Целан видит Мандельштама то прозрачнокрылым мотыльком, висящим между дроком и камнем, то самого себя, вместе с Мандельштамом поющим «Варшавянку» (Мандельштам родился в Варшаве), вместе с ним читающим Петрарку «в уши тундре». В стихотворении о посещении цирка во французском городе Бресте впрямую звучит строка – «...Я видел тебя, Мандельштам». Фамилия эта – немецкая. Означает – «ствол миндаля». Вокруг «миндаля» Целан разворачивает целую феерию: «...потому что зацвел миндаль. Мандель. Мандель-сон... Но не льнет он, миндальник... Что ждет в миндалине? Ничто.., Твой глаз у миндалины ждет...»
Наконец – восьмистишие, в котором Целан жаждет слиться с духом, вечно живой тенью Мандельштама.

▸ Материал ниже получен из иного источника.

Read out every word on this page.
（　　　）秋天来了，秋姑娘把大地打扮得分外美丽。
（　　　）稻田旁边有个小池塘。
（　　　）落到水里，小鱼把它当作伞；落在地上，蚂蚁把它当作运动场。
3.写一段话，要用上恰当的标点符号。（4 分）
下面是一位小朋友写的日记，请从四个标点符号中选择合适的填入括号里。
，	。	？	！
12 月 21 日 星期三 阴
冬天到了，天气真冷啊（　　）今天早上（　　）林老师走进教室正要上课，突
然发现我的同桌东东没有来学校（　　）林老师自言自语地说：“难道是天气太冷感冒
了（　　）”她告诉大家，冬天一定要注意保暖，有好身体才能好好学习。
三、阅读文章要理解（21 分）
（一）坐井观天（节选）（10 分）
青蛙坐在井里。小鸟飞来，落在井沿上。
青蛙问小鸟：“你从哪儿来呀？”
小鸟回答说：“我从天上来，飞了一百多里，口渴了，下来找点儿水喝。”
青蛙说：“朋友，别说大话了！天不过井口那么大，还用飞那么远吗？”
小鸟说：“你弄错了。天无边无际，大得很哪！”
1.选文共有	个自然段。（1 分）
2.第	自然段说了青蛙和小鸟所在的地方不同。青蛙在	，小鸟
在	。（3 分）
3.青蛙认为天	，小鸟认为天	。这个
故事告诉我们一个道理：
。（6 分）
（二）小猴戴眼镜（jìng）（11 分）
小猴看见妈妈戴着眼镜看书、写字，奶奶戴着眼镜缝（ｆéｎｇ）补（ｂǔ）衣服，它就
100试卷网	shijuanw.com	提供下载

... Камень глыбой пал с высоты.
Кто проснулся? И я и ты.
Речь. Co-звезды. При-земли. Годы.
Породнились мы нищи и голы.
И куда ушло? Вот и стяжка
Нас двоих – уже вдалеке.
Сердце в сердце – везучие тяжко
И везущие налегке.
Знаменательно в судьбе Целана стихотворение «С книгой из Тарусы», посвященное Марине Цветаевой с ее знаменитой строкой «…поэты – жиды!» в качестве эпиграфа. Как бы косвенно, избегая и притягиваясь к парижским мостам, Целан пишет о том, что Ока не затекает под мост Мирабо (ему посвящено знаменитое стихотворение Гийома Аполлинера «На мосту Мирабо») и что «кириллицу, друзья, я перевез через Сену и Рейн». Он не может оторвать взгляда, гипнотически прикованного к столу, «на котором это свершилось».
Стол, назначенный поэту для творчества, может стать опорой ног, чтобы приподняться на кончиках пальцев и надеть на шею петлю.